Netanyahu's big problem: Evidence has rules of its own
Analysis: No speech, as good as it may be, can rescue the prime minister from the legal imbroglio he has gotten himself into; even if the two cases against him are combined into one, and even if Case 2000 is closed and Case 1000 is reduced from bribery suspicions to fraud and breach of trust, he won’t be able to escape an indictment.
Netanyahu seemed genuinely emotional. He may have realized, perhaps for the first time, the extent of the mess he is in.
No speech, as good as it may be, can rescue Netanyahu from the legal imbroglio he has gotten himself into. The police recommendations are firm, decisive and reasoned. Even if the two cases against him are combined into one case, even if Case 2000 is closed and Case 1000 is reduced from bribery suspicions to fraud and breach of trust, Netanyahu won’t be able to completely escape an indictment.

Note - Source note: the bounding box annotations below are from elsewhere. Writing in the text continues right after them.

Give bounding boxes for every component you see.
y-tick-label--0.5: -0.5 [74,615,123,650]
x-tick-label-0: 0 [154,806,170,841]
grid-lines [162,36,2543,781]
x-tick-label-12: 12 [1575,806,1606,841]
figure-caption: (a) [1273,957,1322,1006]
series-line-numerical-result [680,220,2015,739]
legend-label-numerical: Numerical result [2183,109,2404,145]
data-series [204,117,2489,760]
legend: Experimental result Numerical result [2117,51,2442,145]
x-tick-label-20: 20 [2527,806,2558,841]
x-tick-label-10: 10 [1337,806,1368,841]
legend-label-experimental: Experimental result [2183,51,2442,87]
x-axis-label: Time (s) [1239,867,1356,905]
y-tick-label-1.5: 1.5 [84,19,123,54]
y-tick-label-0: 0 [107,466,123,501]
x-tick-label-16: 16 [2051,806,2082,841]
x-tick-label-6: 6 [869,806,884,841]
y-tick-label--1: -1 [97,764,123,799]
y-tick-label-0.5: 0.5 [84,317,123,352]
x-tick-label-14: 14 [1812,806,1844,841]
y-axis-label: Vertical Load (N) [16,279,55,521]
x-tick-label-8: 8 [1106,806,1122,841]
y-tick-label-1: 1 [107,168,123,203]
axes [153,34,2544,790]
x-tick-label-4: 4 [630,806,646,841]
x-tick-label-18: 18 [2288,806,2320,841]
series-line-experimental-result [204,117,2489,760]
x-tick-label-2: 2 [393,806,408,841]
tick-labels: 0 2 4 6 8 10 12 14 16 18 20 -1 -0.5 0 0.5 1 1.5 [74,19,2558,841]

Of the many details we have been exposed to, the most significant event seems to be Netanyahu's efforts to arrange tax breaks worth a lot of money for businessman Arnon Milchan. The police suspect, according to the summary of the investigation, that Netanyahu received benefits worth hundreds of thousands of shekels from Milchan and tried to repay him with favors worth millions.
It’s hard to imagine what Netanyahu was thinking when he demanded, according to the police, the illicit gifts. Netanyahu, as we know, returned to the Prime Minister’s Residence after Ehud Olmert was forced to resign under similar criminal circumstances from his past, which came back to haunt him. Netanyahu, it seems, was more advanced: He wasn’t haunted by his past, but by new, serious, blatant acts, which mostly took place in the prime minister’s bureau.
Yesh Atid leader Yair Lapid’s name was also mentioned in this part of the Milchan case. Lapid was summoned to testify in the case since he had served as finance minister during the relevant period. Likud Knesset members rushed to attack him (MK David Amsalem even called him a “snitch”). In some reports, Lapid was referred to as “the key witness” in the affair, but according to the police briefing, quite a few people witnessed Netanyahu's moves in favor of Milchan, including senior Finance Ministry employees.
The expected attacks on Lapid, which comes straight out of the Likud’s talking points, and the fact that his name has been mentioned as a witness for the prosecution, likely make him uncomfortable. For Lapid too, the recommendations have turned into an event that requires proper media management to prevent them from affecting the public popularity he has been enjoying up until now.
This raises the following question: How will the recommendations affect the political system? In the first stage, Netanyahu will try to get through the next few days, withstand the first wave of pressure and close ranks.
Finance Minister Moshe Kahlon, the weak link in the coalition, isn’t interested in elections. He came up with a strategy on the go (“I’m not a demolition contractor”) and would like to wait for the attorney general’s decision. The problem with this plan is that it doesn’t necessarily match Netanyahu's interests.
In the long run, Netanyahu can’t afford to sit down and wait for the attorney general’s decision. If the AG decides to indict him, it will be very hard for him to run an election campaign with such a cloud hanging over his head. If he does go to elections before the AG’s decision, he would be able to win, come back and tell the AG and the public: “You’ve seen it all, you’ve heard it all, you’ve reelected me—now stop bothering me with legal trivialities.”
Like in every political adventure, the maneuver won’t necessarily work in this case. Netanyahu's big problem is that evidence has rules of its own, and these rules are isolated from the voices outside, both those in favor of him and those against him.
In any event, the night of February 13, 2018 will possibly be remembered as the beginning of the political end of the best politician we ever had here: Benjamin Netanyahu.